# Toys for Tots November 5th



## DANNYP (Jul 2, 2016)

Wanted to put this out there early so you guys can mark your calendar 

PORKOS AND DANNYP’S
2ND ANNUAL FALL BASH BENEFITING
US MARINE CORPS TOYS FOR TOTS 2016
NOVEMBER 5TH 2016 
YES IT’S HUNTING SEASON BUT PUT THE RIFLES UP AND LET THE DEER REST FOR ONE DAY
LAKE ALLATOONA GATEWOOD PARK
SAFELIGHT -3:00
Entry fee $50 per team or person 100% payback ( $40 to creel, $10 to Big Fish, optional $10 side pot) AND 1 or more new unwrapped toy(s) for a boy and or girl between ages 2-up either per person or per entry
If you feel generous and want to bring more than 1 toy we certainly won't turn you down
Normal Porko tournament rules apply - 5 fish creel limit 12" minimum length limit
We are also looking for sponsors/donors for this event- if you know of a company that would like to sponsor or donate, please let us know. We have already 1 returning sponsor from last year and hope to add more. Sponsorship can range from as much as a monetary or Product donation for 1st place or Big fish , Raffle items or Door prizes, right on down to  sample handouts to our participants. 
Last year we had just over 30 boats- and 2 boxes of toys, Help us beat that number this year.
If you would like more information regarding sponsorship or general information email me at 
dannyperdue3@gmail.com

Thanks
DannyP


----------



## DANNYP (Jul 9, 2016)

UPDATE:

 We have Our First returning sponsor for this years event






 We will have sample handouts and Full size product for 1st 2nd and 3rd place

Please go to their Facebook page (  www.facebook.com/btsprotectant/?fref=ts ) and tell them thank you for their support.

Stayed tuned as I hope to have more announcements in the coming weeks


----------



## DANNYP (Aug 6, 2016)

*A new sponsor*

A big thanks to 






 For coming on board this year they have donated a couple of light kits for the raffle and a few door prizes.
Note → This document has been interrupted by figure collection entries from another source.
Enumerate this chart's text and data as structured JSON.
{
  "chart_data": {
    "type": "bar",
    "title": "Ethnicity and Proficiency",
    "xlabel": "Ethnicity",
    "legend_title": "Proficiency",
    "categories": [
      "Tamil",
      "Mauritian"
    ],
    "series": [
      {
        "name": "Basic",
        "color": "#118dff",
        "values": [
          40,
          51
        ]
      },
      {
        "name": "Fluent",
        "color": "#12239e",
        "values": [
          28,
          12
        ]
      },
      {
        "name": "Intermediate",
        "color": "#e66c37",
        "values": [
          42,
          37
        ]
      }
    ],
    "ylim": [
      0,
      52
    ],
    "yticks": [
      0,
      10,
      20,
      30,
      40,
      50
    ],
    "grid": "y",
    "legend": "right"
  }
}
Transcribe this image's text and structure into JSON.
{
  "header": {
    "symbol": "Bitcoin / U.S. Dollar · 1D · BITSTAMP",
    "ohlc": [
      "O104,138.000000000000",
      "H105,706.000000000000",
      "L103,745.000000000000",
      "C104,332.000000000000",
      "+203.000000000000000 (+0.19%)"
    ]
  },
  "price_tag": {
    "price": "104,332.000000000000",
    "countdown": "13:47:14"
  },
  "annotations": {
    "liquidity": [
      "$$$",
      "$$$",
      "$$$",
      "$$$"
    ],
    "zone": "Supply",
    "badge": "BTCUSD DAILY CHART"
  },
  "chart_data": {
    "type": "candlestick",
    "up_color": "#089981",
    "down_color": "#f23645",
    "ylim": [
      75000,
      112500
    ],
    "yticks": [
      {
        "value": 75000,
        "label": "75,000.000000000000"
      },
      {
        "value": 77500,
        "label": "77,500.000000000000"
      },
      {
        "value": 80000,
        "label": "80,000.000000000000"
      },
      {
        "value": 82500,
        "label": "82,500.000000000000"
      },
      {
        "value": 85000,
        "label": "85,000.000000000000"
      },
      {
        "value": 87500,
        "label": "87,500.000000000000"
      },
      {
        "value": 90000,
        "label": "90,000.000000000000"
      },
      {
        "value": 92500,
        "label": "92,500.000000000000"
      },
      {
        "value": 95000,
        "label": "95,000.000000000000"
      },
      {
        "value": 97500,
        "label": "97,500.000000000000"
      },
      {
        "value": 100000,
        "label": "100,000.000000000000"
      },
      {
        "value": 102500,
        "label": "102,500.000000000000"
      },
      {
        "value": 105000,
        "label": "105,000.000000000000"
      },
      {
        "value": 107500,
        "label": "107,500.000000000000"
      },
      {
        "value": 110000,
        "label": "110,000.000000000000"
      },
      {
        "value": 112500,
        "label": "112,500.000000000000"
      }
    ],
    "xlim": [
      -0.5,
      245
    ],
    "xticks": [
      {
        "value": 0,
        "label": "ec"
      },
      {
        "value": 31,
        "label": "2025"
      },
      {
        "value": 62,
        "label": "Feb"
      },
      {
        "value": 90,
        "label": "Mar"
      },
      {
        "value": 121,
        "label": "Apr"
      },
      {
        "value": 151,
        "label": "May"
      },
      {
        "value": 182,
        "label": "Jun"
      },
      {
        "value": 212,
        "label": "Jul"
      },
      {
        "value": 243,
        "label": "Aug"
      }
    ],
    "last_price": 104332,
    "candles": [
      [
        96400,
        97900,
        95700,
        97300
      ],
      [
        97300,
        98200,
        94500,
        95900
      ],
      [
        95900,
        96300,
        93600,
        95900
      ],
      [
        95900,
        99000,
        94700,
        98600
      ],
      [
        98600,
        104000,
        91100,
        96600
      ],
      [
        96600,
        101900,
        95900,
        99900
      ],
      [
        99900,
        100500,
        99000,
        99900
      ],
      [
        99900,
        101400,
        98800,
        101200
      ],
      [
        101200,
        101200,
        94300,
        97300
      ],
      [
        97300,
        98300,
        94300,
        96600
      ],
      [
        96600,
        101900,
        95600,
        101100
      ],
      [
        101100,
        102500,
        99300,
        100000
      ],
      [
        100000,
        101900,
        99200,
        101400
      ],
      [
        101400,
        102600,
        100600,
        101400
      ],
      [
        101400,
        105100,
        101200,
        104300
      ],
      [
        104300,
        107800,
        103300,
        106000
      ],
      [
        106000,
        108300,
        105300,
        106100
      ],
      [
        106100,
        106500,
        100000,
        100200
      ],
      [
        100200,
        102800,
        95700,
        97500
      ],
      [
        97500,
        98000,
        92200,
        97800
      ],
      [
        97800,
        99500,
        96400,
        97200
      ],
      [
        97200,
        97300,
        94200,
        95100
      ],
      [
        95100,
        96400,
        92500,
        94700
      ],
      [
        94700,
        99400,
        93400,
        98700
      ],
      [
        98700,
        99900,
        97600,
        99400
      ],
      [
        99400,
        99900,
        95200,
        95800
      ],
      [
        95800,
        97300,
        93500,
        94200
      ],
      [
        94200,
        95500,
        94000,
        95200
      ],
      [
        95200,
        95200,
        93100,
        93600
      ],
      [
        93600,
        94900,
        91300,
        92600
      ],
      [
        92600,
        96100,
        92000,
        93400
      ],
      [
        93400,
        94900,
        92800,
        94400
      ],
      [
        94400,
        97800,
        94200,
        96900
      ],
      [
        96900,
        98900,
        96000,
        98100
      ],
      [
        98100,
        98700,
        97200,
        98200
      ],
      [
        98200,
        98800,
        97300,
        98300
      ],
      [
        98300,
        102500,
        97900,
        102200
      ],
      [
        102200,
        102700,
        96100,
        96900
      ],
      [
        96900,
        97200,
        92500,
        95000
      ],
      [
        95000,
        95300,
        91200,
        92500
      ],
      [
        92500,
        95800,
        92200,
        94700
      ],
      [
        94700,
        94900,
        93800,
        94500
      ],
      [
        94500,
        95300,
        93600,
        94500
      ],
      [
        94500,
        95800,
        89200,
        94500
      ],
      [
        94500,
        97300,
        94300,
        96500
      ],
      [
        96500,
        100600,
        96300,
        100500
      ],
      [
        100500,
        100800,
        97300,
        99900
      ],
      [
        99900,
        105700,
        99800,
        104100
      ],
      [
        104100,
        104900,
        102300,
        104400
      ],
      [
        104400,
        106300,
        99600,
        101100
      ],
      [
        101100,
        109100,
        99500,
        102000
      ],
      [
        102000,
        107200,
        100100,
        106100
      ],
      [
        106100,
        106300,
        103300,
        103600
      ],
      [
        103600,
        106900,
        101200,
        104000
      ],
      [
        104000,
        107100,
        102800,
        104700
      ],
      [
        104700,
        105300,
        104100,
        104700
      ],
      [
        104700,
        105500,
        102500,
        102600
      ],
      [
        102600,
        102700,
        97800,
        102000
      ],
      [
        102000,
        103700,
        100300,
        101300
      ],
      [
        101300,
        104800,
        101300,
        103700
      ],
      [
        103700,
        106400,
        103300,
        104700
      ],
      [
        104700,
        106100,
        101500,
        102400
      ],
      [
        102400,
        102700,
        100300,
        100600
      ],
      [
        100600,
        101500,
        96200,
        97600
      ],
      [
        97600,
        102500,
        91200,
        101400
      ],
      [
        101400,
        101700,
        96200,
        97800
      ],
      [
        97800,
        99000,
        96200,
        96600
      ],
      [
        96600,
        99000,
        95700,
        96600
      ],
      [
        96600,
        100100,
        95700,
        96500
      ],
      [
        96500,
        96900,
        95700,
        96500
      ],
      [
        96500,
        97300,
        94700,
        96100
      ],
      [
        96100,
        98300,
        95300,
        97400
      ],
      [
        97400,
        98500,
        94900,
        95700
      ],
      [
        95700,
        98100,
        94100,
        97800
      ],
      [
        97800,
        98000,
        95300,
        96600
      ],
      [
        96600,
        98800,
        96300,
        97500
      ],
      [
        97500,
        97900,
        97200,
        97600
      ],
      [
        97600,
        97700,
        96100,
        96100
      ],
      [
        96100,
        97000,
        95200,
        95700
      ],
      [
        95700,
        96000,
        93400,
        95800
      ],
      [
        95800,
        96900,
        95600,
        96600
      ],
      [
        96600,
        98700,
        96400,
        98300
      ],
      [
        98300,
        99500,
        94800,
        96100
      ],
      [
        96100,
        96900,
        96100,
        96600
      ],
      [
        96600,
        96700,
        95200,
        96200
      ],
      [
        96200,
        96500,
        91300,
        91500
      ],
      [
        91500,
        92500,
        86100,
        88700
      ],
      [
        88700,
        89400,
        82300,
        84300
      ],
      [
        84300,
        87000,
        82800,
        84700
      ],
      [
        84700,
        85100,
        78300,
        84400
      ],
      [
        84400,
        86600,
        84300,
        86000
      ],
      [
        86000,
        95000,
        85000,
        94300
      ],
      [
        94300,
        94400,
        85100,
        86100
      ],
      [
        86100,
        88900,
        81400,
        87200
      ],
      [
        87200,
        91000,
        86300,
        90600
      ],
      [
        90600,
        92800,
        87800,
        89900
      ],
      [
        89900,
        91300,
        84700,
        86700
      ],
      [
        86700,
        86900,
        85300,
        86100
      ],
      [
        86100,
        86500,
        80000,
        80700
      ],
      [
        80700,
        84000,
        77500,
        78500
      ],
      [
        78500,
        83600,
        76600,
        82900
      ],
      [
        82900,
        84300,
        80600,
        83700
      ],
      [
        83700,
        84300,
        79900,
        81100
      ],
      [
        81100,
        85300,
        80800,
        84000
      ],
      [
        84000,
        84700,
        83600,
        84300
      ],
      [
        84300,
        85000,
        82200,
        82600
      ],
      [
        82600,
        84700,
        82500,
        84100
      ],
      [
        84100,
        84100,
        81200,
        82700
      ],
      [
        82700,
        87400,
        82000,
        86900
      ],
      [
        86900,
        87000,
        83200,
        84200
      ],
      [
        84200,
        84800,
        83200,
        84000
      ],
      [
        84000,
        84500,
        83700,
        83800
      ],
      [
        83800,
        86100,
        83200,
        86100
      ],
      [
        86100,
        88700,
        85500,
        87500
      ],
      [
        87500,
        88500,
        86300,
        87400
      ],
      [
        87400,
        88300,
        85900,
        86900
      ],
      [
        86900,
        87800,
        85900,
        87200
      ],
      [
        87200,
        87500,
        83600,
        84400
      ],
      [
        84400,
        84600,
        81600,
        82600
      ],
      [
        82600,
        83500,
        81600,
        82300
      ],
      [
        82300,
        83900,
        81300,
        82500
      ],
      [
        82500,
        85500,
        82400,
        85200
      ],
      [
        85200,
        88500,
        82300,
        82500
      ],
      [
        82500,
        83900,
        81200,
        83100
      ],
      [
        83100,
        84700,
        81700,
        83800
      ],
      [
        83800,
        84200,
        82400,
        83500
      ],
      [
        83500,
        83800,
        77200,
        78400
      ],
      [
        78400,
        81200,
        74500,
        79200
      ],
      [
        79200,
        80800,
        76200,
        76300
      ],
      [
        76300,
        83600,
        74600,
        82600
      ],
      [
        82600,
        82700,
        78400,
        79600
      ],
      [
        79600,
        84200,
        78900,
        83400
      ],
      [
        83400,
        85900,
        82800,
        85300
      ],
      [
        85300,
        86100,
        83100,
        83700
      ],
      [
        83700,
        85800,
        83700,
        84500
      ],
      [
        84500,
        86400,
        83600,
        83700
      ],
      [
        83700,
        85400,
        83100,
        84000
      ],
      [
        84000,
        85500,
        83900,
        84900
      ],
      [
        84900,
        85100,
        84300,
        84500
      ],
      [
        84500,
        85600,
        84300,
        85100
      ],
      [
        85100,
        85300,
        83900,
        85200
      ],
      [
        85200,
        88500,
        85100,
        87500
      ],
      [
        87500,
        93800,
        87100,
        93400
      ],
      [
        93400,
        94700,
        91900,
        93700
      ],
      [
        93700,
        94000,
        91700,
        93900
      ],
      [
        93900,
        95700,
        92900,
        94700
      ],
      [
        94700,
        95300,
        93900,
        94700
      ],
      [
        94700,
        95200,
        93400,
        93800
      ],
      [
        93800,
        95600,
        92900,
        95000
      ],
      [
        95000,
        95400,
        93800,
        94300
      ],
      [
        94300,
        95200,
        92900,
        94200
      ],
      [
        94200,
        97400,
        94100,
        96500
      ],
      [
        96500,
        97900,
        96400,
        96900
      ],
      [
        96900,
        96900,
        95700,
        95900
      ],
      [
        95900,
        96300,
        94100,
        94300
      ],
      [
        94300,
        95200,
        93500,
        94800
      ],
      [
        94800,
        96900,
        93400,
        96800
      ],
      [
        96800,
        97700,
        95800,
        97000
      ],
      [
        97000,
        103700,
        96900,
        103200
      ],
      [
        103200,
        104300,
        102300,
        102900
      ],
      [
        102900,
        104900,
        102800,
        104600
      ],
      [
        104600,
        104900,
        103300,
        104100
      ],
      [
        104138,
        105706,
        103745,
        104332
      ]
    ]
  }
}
 Please go to their Facebook page and give them a like if you haven't and tell them thanks. 
https://www.facebook.com/bluewaterled.official/?pnref=story

 I have had some verbal commitments from others and as soon as I have something concrete I let you you know.
 Thank you and spread the word.


----------



## DANNYP (Aug 18, 2016)

*More Updates*

I normally try to post on the weekends but I will be out of town;
  A little update; Spro has donated some cool decals for you Truck/boat hope to have them more involved for next years event.

 Frogg Toggs has donated 2 $50 gift cards and 2 40% off Discount cards that we will be raffling off

And Save Phace has donated 3 awesome masks for our raffle  







 

 Please give these companies a like on their Facebook page . https://www.facebook.com/SavePhace/?fref=ts

https://www.facebook.com/froggtoggs/?fref=ts

Thank you

DannyP


----------



## DANNYP (Oct 11, 2016)

RIVER2SEA has made a commitment to us for this year and from what I hear is sending us some stuff,,

Want to also thank Mrs Christie at Radical Tackle in Hiram and Jamie and Craig over at The Dugout in Marietta for their support.


----------



## DANNYP (Oct 13, 2016)

Guys and Gals
  We have some really good stuff this year for the raffle and as we get closer, more and more keeps coming in. Some late entries are River2sea (Thanks to Scott Bates) for his work, Jeff Rhodes has gotten us some goodies from Creme Lures also.  A super thank you all involved. There is still time if you and or your company would like to donate or if you know of someone let me know. As soon as I get it all together I will let you know what the ticket prices will be.

Thank you 

DannyP


----------



## DANNYP (Nov 4, 2016)

More keeps coming in and I want to thank everyone involved from donors to participants- A quick announcement We will need a few volunteers for the morning of to direct traffic and help those needing assistance in launching, REGISTRATION WILL BE IN PAVILION #1 not at the boat ramp restrooms, as you drive into the Pavilion area stay to your right and circle around to PAVILION #1 which is by the pavilion restrooms. Also my wife is planning on being there to sell raffle tickets and hand out freebies I'm sure she will need some help as well so if you or your wife / Girlfriend / would like to help her out that would be great. Again will need volunteers for the Afternoon to direct traffic and help those needing assistance in retrieving. Please message me so I can get a count on the volunteers and what shift you would be willing to help in.
IF you haven’t gotten your toy yet I received an email from Gunnery Sargent Davis stating that every year they fall a little short in the age department of newborn to 2 yrs old and from 10 and older- for the older age group he suggest makeup kits, hairdryers, watches, colognes, perfumes, Basketballs, Footballs, and other sporting equipment. Bicycles are also a High demand item, if by chance you are donating a bicycle IT MUST HAVE A HELMET, they cannot donate bikes without a helmet.
Raffle ticket price will be $1 per ticket or 6 tickets for $5 
100% of raffle proceeds goes to Toys for Tots- Last year we were a bit shy of $300 for the program- Lets bust that this year as we have some AWESOME stuff to raffle off.
Again, thank you all

Danny P

PS A LAST MINUTE DONATION CAME THROUGH- PUBLIX HAS GRACIOUSLY DONATED A $100 PUBLIX GIFT CARD FOR THE RAFFLE - GLAD TO HAVE THEM ON BOARD AGAIN THIS YEAR ALONG WITH BOATU.S.


----------